Vides is charged with first degree attempted murder, with prosecutors alleging the unprovoked attack at her family home was “willful, premeditated, and deliberate.” She has pleaded not guilty by reason of insanity and faces a maximum possible sentence of 11 years to life in prison.
Vides’s attorneys argue their client’s untreated mental illnesses, exacerbated by outside stressors, are to blame for her actions that night. “Generalized psychosis, dissociative disorder, anxiety disorder, gender dysphoria — those can be comorbid factors,” defense attorney Robert Sanger said of Vides’s multiple diagnoses. “In other words, they can act together.”
Sanger said a new birth control medication Vides was taking was also known to cause “significant side effects,” including depression. Vides’s older sister, Maya, testified that a month before the stabbing, Vides told her she was cutting herself. Maya responded that she’d also struggled with self-harm and suggested Vides try the same oral contraception she’d been prescribed, which helped balance her hormones. Vides did so, but complained to friends the pills made her feel even more “off.”
Vides’s parents, meanwhile, were ignorant of the depth of their daughter’s distress, Sanger said. “Her parents are loving people,” he said. “They love their daughter. But sometimes people don’t really see or want to see what’s happening in their own home with their own child. It’s very difficult.”
Vides’s mother was managing her own “severe depression,” Sanger went on, and her father was often “oblivious” to the family’s troubles. “He didn’t deal with it,” Sanger said. Joshua Vides — a now-retired Microsoft executive, who gave Vides the switchblade knife she used in the stabbing and later posted her $1 million bail — would also not accept his daughter’s recent disclosure that she was nonbinary. “He does not seem to understand or accept her sexual identity, or virtually anything else,” Sanger said.
Before the criminal trial began, the family of the victim successfully sued the Vides family for negligence and received what was described in court documents as “significant” compensation.
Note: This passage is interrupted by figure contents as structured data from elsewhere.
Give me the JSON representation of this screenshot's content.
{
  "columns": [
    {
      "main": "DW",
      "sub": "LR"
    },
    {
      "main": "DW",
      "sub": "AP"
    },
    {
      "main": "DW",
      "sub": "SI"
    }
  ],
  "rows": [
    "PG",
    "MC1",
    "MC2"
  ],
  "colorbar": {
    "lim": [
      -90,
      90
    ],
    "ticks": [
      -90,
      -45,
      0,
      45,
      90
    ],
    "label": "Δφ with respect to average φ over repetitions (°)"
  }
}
The victim, Georgia Avery, underwent a full reconstruction of her larynx following the stabbing and still grapples with the lingering effects of PTSD.
Prosecutors have noted on more than one occasion that Vides’s attack on Avery, during which she also stabbed Avery in the back and leg and tried to smother her, took place on Valentine’s Day. Vides had come out to Avery as bisexual that same night, and a few days earlier had given her a drawing of an angel playing a violin, which Avery also plays.
Testimony this week from one of Vides’s friends, Amy Anderson, revealed Vides had previously come out to Anderson as bisexual, with Vides also expressing romantic interest in her. Anderson, however, rebuffed Vides’s advances, after which she began to distance herself from Vides.
Though Vides was lucid before and after the stabbing, Sanger maintains she was not in control when she attacked her friend and had no “specific intent” to kill her. He emphasized how Vides had an “empty stare” as she struggled with Avery and seemed to “snap out of it” when Avery begged her to stop.
“This was not a rational act at all,” Sanger said. “People who commit attempted murders, let alone premeditated and deliberate, have a purpose and they have a plan. This occurred in the 2,200-square-foot Vides house in Ms. Vides’s room. There was no plan for an escape or a plan for anything.”
Sanger also pointed to Vides’s statements to police as evidence that mental illness, not Vides herself, was driving her actions at that moment. “I didn’t want it to happen,” Vides told detectives in an audio recording played for jurors. “It was just happening.”
Testimony from multiple psychiatrists will begin this Thursday. The trial is expected to continue through July.